Old Jackal and Young Baboon

But my broder ain’t no fool, Ou’ Wolf: dere ain’t no time when he ain’t a-lookin’, so dere ain’t no changin’ calabashes wid him. He’s yust as smart as rock aloes, an’ he’d about knock all de hair off me de first time I tried it. So here eats de gum I’s got an’ chance it fo more.’

“‘Didn’ you say you could knock de pips off him any day?’ shouts Ou’ Jackalse.

“‘Yes; but didn’ you notice dat he wahnt anywhere in hearin’ when I said it?’ ses Leelikie.

“‘Well, I’s got you, anyway,’ ses Ou’ Jackalse. ‘You’ll ha’ to come down out o’ dat tree sometime, an’ here I’ll be ready.’

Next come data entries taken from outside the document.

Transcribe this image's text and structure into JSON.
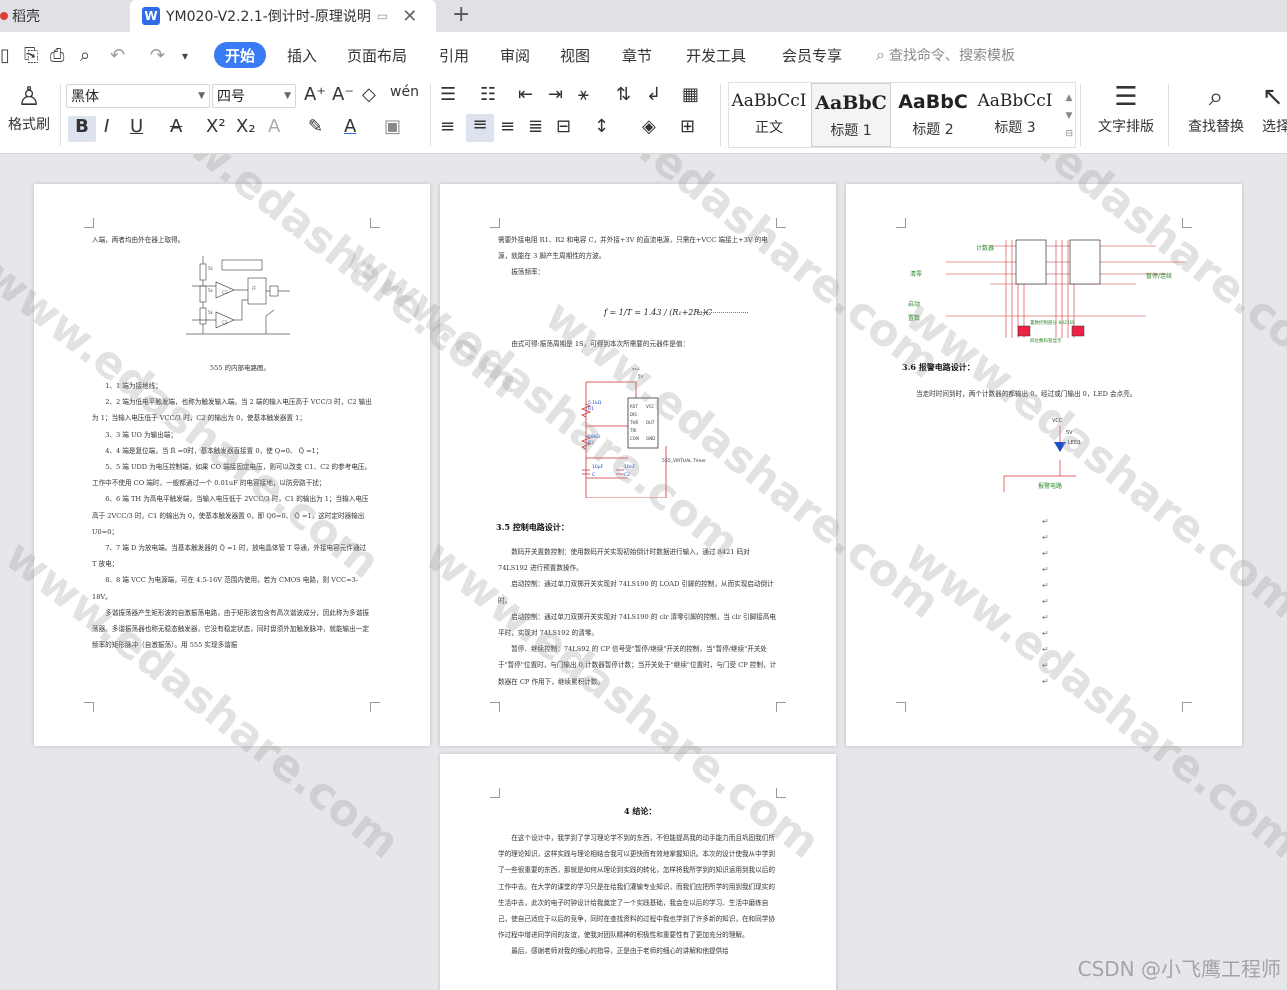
{
  "tabs": [
    {
      "label": "稻壳"
    },
    {
      "label": "YM020-V2.2.1-倒计时-原理说明"
    }
  ],
  "menu": {
    "items": [
      "开始",
      "插入",
      "页面布局",
      "引用",
      "审阅",
      "视图",
      "章节",
      "开发工具",
      "会员专享"
    ],
    "search_placeholder": "查找命令、搜索模板"
  },
  "toolbar": {
    "format_brush": "格式刷",
    "font": "黑体",
    "size": "四号",
    "styles": [
      {
        "sample": "AaBbCcI",
        "name": "正文"
      },
      {
        "sample": "AaBbC",
        "name": "标题 1"
      },
      {
        "sample": "AaBbC",
        "name": "标题 2"
      },
      {
        "sample": "AaBbCcI",
        "name": "标题 3"
      }
    ],
    "text_layout": "文字排版",
    "find_replace": "查找替换",
    "select": "选择"
  },
  "page1": {
    "intro": "入端，两者均由外在器上取得。",
    "caption": "555 的内部电路图。",
    "paragraphs": [
      "1、1 端为接地线；",
      "2、2 端为低电平触发端，也称为触发输入端。当 2 端的输入电压高于 VCC/3 时，C2 输出为 1；当输入电压低于 VCC/3 时，C2 的输出为 0，使基本触发器置 1；",
      "3、3 端 UO 为输出端；",
      "4、4 端是复位端，当 R̄ =0时，基本触发器直接置 0，使 Q=0、 Q̄ =1；",
      "5、5 端 UDD 为电压控制端，如果 CO 端接固定电压，则可以改变 C1、C2 的参考电压。工作中不使用 CO 端时，一般都通过一个 0.01uF 的电容接地，以防旁路干扰；",
      "6、6 端 TH 为高电平触发端，当输入电压低于 2VCC/3 时，C1 的输出为 1；当输入电压高于 2VCC/3 时，C1 的输出为 0，使基本触发器置 0，即 Q0=0、 Q̄ =1，这时定时器输出 U0=0；",
      "7、7 端 D 为放电端。当基本触发器的 Q̄ =1 时，放电晶体管 T 导通，外接电容元件通过 T 放电；",
      "8、8 端 VCC 为电源端，可在 4.5-16V 范围内使用，若为 CMOS 电路，则 VCC=3-18V。",
      "多谐振荡器产生矩形波的自激振荡电路，由于矩形波包含有高次谐波成分，因此称为多谐振荡器。多谐振荡器也称无稳态触发器，它没有稳定状态，同时毋须外加触发脉冲，就能输出一定频率的矩形脉冲（自激振荡）。用 555 实现多谐振"
    ]
  },
  "page2": {
    "intro": "需要外接电阻 R1、R2 和电容 C，并外接+3V 的直流电源，只需在+VCC 端接上+3V 的电源，就能在 3 脚产生周期性的方波。",
    "freq_label": "振荡频率：",
    "formula": "f = 1/T = 1.43 / (R₁+2R₂)C",
    "period_text": "由式可得:振荡周期是 1S，可得到本次所需要的元器件是值：",
    "timer_label": "555_VIRTUAL Timer",
    "heading": "3.5 控制电路设计：",
    "paragraphs": [
      "数码开关置数控制：使用数码开关实现初始倒计时数据进行输入，通过 8421 码对 74LS192 进行预置数操作。",
      "启动控制：通过单刀双掷开关实现对 74LS190 的 LOAD 引脚的控制，从而实现启动倒计时。",
      "启动控制：通过单刀双掷开关实现对 74LS190 的 clr 清零引脚的控制，当 clr 引脚接高电平时，实现对 74LS192 的清零。",
      "暂停、继续控制：74LS92 的 CP 信号受\"暂停/继续\"开关的控制，当\"暂停/继续\"开关处于\"暂停\"位置时，与门输出 0,计数器暂停计数；当开关处于\"继续\"位置时，与门受 CP 控制，计数器在 CP 作用下，继续累积计数。"
    ]
  },
  "page3": {
    "labels": [
      "清零",
      "启动",
      "置数",
      "计数器",
      "暂停/连续",
      "置数控制部分 8421码",
      "四位数码管显示"
    ],
    "heading": "3.6 报警电路设计：",
    "text": "当走时时间到时，两个计数器的都输出 0，经过或门输出 0，LED 会点亮。",
    "alarm_label": "报警电路",
    "vcc": "VCC",
    "volt": "5V",
    "led": "LED1"
  },
  "page4": {
    "heading": "4 结论：",
    "paragraphs": [
      "在这个设计中，我学到了学习理论学不到的东西，不但能提高我的动手能力而且巩固我们所学的理论知识，这样实践与理论相结合我可以更快而有效地掌握知识。本次的设计使我从中学到了一些很重要的东西，那就是如何从理论到实践的转化，怎样将我所学到的知识运用到我以后的工作中去。在大学的课堂的学习只是在给我们灌输专业知识，而我们应把所学的用到我们现实的生活中去，此次的电子时钟设计给我奠定了一个实践基础，我会在以后的学习、生活中磨练自己，使自己适应于以后的竞争，同时在查找资料的过程中我也学到了许多新的知识，在和同学协作过程中增进同学间的友谊，使我对团队精神的积极性和重要性有了更加充分的理解。",
      "最后，感谢老师对我的细心的指导，正是由于老师的细心的讲解和他提供给"
    ]
  },
  "watermark": "www.edashare.com",
  "csdn": "CSDN @小飞鹰工程师"
}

“‘Dat’s yust all right,’ ses Leelikie. ‘My daddy an’ de rest o’ de baviyàans is comin’ dis way in a bit. Den p’r’aps you’ll stop some more dan you want to.’

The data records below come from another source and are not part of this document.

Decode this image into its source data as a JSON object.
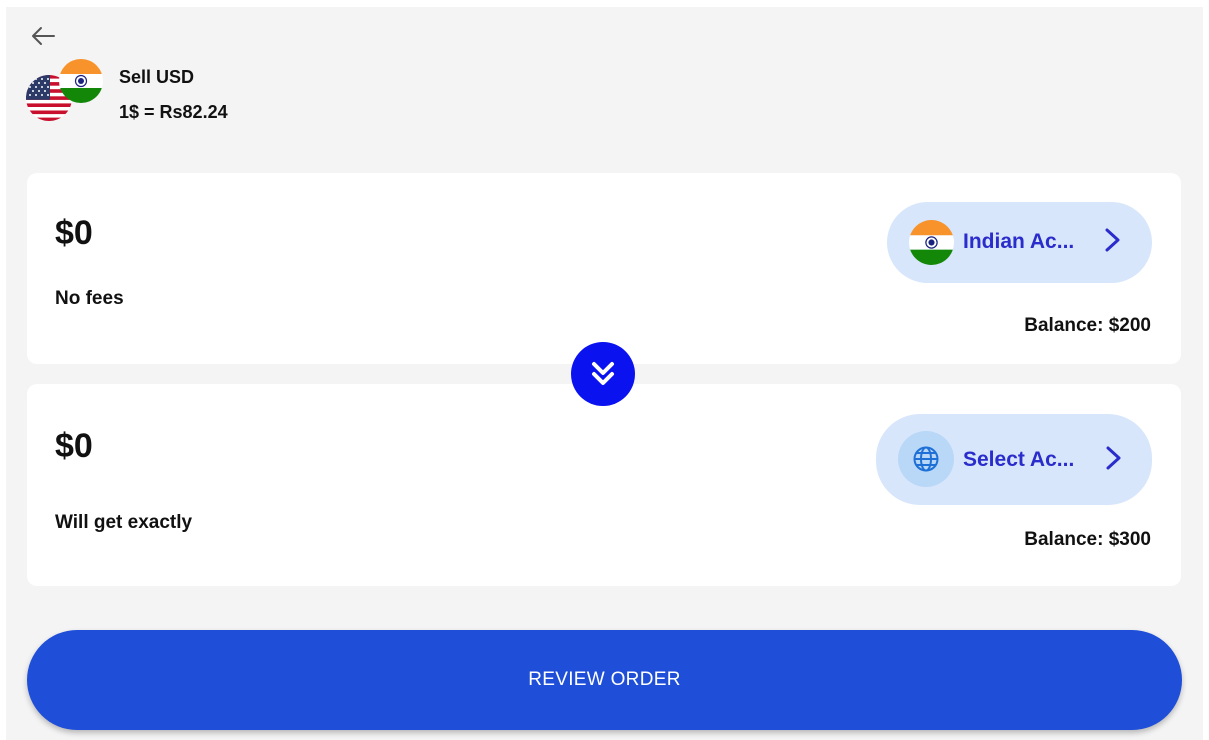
{
  "header": {
    "back_icon": "arrow-left-icon",
    "title": "Sell USD",
    "rate": "1$ = Rs82.24",
    "from_flag_icon": "us-flag-icon",
    "to_flag_icon": "india-flag-icon"
  },
  "send": {
    "amount": "$0",
    "note": "No fees",
    "account_label": "Indian Ac...",
    "account_icon": "india-flag-icon",
    "balance": "Balance: $200"
  },
  "swap": {
    "icon": "double-chevron-down-icon",
    "color": "#0a12f0"
  },
  "receive": {
    "amount": "$0",
    "note": "Will get exactly",
    "account_label": "Select Ac...",
    "account_icon": "globe-icon",
    "balance": "Balance: $300"
  },
  "review_button": {
    "label": "REVIEW ORDER",
    "color": "#1f4fd8"
  },
  "colors": {
    "background": "#f4f4f5",
    "account_pill": "#d7e6fb",
    "account_text": "#2a2ccc"
  }
}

“Ou’ Jackalse skip roun’ to look, an’ dere he ketch a glimp’ o’ de ruffy ole, snappy ole scout dat leads de baviyàans when dey’s feedin. An’ didn’ Ou’ Jackalse get out o’ dat, dat’s all.

“Well, he slink off over de rise an’ sit him down to tink how he’s a-gun’ to get even wid young Leelikie. But young Leelikie he yust swings down out o’ de mispyl tree an’ slants off to de rest o’ de baviyàans, an’ ’gins to turn over de stones fo’ scorpions an’ tarantulas an’ all de rest o’ de tit-bits de baviyàans likes.

“By’n’by dey comes to a place where dere’s some big ole Doorn trees, fair sticky wid de gum runnin’ out o’ ’em. Young Leelikie he looks up at de gum an’ he looks at his daddy, an’ he tinks here’s yust a good ole chance fo’ gum if he can work it. Den he tink an’ he study an’ he won’er, till at last he smack hisse’f in de ribses—he’s got it.

“‘Daddy,’ ses he to Ou’ Baviyàan, ‘you’d like to get a chance at darie Ou’ Jackalse, wouldn’ you?’

“‘Wouldn’ I yust,’ ses his daddy, his eyes fair shinin’ red.

“‘Well, daddy,’ ses young Leelikie, an’ he look as slim as nex’ week, ‘here’s you’ chance. You sees all dis gum; now if you gets it all an’ smears it all over me, yards t’ick, an’ den gi’es me a big ole lump of it in my hand an’ sets me on a stone in de sun, while all de rest o’ you feed away till you gets over de rise; well, I’ll soon get Ou’ Jackalse for you.